# Feature request sticky thread?



## DennyB (Oct 2, 2021)

is there a sticky thread for feature requests?

I’m only just getting into it, but a couple of things that would be awesome are:

1. the ability to pin tracks to the top. I always use a chord track but I am moving it around to where I am working. If it were just pinned at the top and would slide past the other tracks ( like the clefs do on the left) that would be awesome.

2. a help menu of writable symbols which, when clicked, would show me how to write them. it Is really frustrating to not have my hand writing recognized for minutes and then go and do a search, etc.

thanks!


----------



## DennyB (Oct 2, 2021)

And on printing, an option to print only used tracks.


----------



## KevPlaysSax (Oct 3, 2021)

DennyB said:


> is there a sticky thread for feature requests?
> 
> I’m only just getting into it, but a couple of things that would be awesome are:
> 
> ...


I'm not sure, but I think there definitely should be. 
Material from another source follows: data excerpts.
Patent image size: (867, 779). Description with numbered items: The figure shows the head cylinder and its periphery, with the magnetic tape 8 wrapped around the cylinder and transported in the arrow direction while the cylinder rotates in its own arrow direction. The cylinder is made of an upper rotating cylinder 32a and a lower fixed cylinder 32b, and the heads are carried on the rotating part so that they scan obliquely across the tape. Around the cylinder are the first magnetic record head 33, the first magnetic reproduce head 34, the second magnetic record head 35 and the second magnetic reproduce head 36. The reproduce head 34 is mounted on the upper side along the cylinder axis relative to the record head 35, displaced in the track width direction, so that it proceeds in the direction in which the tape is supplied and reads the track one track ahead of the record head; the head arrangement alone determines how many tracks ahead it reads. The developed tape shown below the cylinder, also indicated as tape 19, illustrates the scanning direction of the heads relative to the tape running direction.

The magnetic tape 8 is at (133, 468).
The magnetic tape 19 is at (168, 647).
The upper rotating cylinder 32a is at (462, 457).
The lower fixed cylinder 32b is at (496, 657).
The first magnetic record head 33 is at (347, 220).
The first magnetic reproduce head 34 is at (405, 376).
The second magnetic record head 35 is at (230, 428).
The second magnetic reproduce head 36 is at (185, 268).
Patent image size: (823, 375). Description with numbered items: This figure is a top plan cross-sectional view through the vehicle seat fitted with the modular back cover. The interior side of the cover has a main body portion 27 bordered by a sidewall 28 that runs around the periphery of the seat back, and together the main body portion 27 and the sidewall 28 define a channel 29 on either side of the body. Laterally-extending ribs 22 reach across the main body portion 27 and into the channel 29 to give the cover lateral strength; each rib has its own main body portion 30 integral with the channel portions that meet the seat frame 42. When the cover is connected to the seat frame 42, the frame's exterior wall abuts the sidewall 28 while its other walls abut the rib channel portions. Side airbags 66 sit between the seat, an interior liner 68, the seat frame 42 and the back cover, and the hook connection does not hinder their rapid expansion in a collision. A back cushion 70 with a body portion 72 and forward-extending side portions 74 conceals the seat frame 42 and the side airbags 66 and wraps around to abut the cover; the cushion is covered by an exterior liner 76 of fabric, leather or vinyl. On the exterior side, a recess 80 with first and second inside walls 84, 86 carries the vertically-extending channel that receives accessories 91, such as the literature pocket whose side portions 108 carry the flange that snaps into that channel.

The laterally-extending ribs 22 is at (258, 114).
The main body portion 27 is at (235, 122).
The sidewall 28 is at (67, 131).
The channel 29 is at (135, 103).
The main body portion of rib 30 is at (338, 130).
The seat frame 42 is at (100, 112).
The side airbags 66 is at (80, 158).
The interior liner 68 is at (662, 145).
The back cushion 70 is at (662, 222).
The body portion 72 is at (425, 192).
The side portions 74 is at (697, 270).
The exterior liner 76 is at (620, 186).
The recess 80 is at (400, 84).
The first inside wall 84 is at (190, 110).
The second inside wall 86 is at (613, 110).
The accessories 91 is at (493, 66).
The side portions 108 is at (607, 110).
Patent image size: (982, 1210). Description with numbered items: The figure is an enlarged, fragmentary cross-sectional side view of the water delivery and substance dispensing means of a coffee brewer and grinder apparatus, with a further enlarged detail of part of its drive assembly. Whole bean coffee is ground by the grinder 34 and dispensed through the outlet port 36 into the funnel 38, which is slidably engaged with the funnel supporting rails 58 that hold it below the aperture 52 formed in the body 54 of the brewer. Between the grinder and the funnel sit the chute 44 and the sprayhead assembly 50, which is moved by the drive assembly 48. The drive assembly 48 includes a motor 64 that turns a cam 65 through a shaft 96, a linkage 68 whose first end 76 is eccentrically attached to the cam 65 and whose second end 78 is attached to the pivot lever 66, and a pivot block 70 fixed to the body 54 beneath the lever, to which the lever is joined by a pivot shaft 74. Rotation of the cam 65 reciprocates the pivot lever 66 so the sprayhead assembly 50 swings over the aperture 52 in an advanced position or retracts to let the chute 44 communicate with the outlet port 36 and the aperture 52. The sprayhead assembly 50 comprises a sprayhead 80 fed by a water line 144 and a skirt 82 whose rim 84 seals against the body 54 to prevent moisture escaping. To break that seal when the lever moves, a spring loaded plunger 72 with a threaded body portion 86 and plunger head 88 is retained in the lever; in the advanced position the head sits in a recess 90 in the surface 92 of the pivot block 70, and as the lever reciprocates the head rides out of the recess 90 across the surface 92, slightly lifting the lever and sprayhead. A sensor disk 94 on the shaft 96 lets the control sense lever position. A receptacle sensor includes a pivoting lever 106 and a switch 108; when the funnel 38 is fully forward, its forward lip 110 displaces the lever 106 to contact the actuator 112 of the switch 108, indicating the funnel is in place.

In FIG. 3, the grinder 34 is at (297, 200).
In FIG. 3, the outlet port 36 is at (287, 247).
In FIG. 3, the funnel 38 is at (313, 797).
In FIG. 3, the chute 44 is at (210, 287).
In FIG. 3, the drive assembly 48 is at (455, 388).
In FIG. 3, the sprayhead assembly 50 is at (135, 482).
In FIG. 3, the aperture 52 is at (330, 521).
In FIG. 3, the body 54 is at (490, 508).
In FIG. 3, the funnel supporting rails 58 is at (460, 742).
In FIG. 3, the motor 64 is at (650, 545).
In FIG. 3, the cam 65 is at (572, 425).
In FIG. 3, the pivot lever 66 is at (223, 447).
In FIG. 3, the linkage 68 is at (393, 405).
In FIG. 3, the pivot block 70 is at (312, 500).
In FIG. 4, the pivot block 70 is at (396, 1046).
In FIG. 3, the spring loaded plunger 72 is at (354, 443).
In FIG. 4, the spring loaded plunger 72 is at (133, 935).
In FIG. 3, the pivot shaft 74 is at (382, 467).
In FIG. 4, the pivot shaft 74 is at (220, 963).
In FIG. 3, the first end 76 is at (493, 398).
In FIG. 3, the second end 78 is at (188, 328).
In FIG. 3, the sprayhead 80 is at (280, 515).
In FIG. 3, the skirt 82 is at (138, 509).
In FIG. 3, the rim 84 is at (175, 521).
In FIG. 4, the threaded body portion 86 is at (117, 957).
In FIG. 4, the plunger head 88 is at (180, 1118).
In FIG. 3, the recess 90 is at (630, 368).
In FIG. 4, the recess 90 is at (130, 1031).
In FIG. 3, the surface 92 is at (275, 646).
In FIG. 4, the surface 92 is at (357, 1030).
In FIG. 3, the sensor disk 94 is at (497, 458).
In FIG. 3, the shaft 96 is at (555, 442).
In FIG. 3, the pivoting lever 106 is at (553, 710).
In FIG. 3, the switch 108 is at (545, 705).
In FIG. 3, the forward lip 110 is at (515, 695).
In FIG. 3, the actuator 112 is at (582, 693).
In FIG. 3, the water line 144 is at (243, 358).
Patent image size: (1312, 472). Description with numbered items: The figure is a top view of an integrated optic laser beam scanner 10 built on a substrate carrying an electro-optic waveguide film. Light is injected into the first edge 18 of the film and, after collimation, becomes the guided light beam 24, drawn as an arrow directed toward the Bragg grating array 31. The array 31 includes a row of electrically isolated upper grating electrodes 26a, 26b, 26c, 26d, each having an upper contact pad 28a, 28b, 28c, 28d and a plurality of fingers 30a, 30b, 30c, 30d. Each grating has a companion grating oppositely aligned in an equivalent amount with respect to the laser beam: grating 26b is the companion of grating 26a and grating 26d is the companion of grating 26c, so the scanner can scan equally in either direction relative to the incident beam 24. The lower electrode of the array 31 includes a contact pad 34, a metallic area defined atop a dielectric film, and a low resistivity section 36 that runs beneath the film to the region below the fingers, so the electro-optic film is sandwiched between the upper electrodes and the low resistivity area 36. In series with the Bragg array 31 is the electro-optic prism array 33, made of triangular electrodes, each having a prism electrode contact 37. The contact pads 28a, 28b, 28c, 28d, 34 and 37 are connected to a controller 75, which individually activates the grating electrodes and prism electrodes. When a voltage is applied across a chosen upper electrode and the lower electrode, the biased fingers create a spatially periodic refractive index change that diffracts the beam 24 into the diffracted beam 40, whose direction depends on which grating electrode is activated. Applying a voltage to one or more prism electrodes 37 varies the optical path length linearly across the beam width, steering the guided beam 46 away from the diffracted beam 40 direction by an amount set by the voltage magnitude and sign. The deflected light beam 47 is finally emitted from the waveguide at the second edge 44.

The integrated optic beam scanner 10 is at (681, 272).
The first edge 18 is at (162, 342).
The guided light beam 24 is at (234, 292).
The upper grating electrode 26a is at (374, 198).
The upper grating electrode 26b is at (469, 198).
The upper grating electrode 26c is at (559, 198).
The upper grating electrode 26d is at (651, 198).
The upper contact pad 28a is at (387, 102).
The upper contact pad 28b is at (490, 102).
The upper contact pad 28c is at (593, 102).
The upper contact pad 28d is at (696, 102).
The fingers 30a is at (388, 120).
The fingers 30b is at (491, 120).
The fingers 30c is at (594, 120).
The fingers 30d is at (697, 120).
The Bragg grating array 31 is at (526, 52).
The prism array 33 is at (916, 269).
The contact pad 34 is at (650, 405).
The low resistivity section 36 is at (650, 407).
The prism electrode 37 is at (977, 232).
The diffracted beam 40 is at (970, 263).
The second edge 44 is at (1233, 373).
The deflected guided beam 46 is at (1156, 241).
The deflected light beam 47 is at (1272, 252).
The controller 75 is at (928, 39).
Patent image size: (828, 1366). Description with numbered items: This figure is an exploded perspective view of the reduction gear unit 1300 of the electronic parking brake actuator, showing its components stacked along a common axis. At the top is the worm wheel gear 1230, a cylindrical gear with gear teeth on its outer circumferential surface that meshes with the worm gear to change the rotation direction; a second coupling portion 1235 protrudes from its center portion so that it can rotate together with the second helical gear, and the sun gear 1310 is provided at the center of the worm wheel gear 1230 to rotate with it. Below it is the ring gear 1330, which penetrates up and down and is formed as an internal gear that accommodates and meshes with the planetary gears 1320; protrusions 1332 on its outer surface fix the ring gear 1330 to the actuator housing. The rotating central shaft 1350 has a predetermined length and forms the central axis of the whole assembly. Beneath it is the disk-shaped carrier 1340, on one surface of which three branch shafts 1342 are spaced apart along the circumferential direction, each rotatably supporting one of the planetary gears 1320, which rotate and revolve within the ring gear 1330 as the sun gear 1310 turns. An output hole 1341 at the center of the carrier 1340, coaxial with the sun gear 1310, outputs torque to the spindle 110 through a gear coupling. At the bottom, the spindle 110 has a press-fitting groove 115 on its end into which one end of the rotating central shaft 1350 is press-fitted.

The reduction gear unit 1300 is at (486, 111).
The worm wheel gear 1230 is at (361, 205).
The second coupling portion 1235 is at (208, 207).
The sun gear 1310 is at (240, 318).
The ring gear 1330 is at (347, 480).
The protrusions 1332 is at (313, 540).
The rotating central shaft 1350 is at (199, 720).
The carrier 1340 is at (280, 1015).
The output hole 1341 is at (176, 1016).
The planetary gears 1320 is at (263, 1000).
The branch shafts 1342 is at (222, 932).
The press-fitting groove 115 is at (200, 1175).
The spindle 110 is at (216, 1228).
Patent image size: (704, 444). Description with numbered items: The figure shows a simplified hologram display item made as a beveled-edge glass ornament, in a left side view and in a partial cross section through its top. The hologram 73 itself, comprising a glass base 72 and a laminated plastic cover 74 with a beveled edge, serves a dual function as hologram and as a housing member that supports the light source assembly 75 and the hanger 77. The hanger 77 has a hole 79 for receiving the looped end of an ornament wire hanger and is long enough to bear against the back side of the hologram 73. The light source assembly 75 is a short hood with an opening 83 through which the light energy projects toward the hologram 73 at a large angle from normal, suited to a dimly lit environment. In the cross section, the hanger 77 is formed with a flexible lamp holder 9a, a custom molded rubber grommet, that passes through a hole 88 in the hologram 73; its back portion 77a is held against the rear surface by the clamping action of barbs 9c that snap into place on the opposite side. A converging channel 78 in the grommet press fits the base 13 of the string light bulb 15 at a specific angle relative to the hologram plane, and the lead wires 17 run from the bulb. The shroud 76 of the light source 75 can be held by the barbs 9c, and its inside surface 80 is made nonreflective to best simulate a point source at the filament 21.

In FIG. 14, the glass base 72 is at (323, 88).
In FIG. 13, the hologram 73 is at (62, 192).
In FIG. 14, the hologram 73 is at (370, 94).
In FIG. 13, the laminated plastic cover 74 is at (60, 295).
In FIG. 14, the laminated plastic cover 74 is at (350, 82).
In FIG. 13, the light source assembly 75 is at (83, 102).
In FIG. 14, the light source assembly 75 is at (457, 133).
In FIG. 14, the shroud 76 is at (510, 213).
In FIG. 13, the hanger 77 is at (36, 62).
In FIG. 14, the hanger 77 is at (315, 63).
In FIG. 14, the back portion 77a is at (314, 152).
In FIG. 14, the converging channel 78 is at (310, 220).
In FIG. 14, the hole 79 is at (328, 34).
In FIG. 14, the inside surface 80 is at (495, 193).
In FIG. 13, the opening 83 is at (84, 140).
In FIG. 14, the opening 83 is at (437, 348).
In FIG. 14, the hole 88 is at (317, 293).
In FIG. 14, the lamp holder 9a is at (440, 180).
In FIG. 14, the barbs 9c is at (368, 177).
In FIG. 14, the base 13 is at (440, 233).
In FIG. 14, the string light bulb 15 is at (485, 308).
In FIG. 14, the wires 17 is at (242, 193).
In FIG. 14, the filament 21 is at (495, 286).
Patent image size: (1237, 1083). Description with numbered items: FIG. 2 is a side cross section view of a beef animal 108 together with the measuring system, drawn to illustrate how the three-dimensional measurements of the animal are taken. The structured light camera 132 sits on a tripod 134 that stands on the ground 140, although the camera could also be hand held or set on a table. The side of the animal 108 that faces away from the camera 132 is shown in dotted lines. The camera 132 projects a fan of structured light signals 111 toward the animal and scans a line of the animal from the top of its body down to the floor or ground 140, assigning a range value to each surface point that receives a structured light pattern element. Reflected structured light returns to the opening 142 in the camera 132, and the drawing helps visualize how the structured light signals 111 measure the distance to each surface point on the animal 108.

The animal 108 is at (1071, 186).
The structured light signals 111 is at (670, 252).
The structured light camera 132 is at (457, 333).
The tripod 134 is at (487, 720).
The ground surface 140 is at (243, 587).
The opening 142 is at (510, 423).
I'd like for trills to be an optional "tr" without the line, adding a # or b next to it if needed (having multiple trills in one measure can look hectic at times). I also think that "cresc" and "dim" should be functioning words.


----------



## jadi (Oct 3, 2021)

I would like there was an option you could quickly play a passage extra slowly (without having to ad tempo adjustments)


----------



## DennyB (Oct 3, 2021)

Remove (or hide) unused tracks.


----------



## DennyB (Oct 3, 2021)

Have the chord track play through a track (eg piano).


----------



## d.healey (Oct 4, 2021)

DennyB said:


> feature requests?


Do the staffpad developers read this forum?


----------



## wcreed51 (Oct 4, 2021)

If they do, there's no sign of it


----------



## DennyB (Oct 4, 2021)

Heheh, yeah that would be crucial to this whole effort.


----------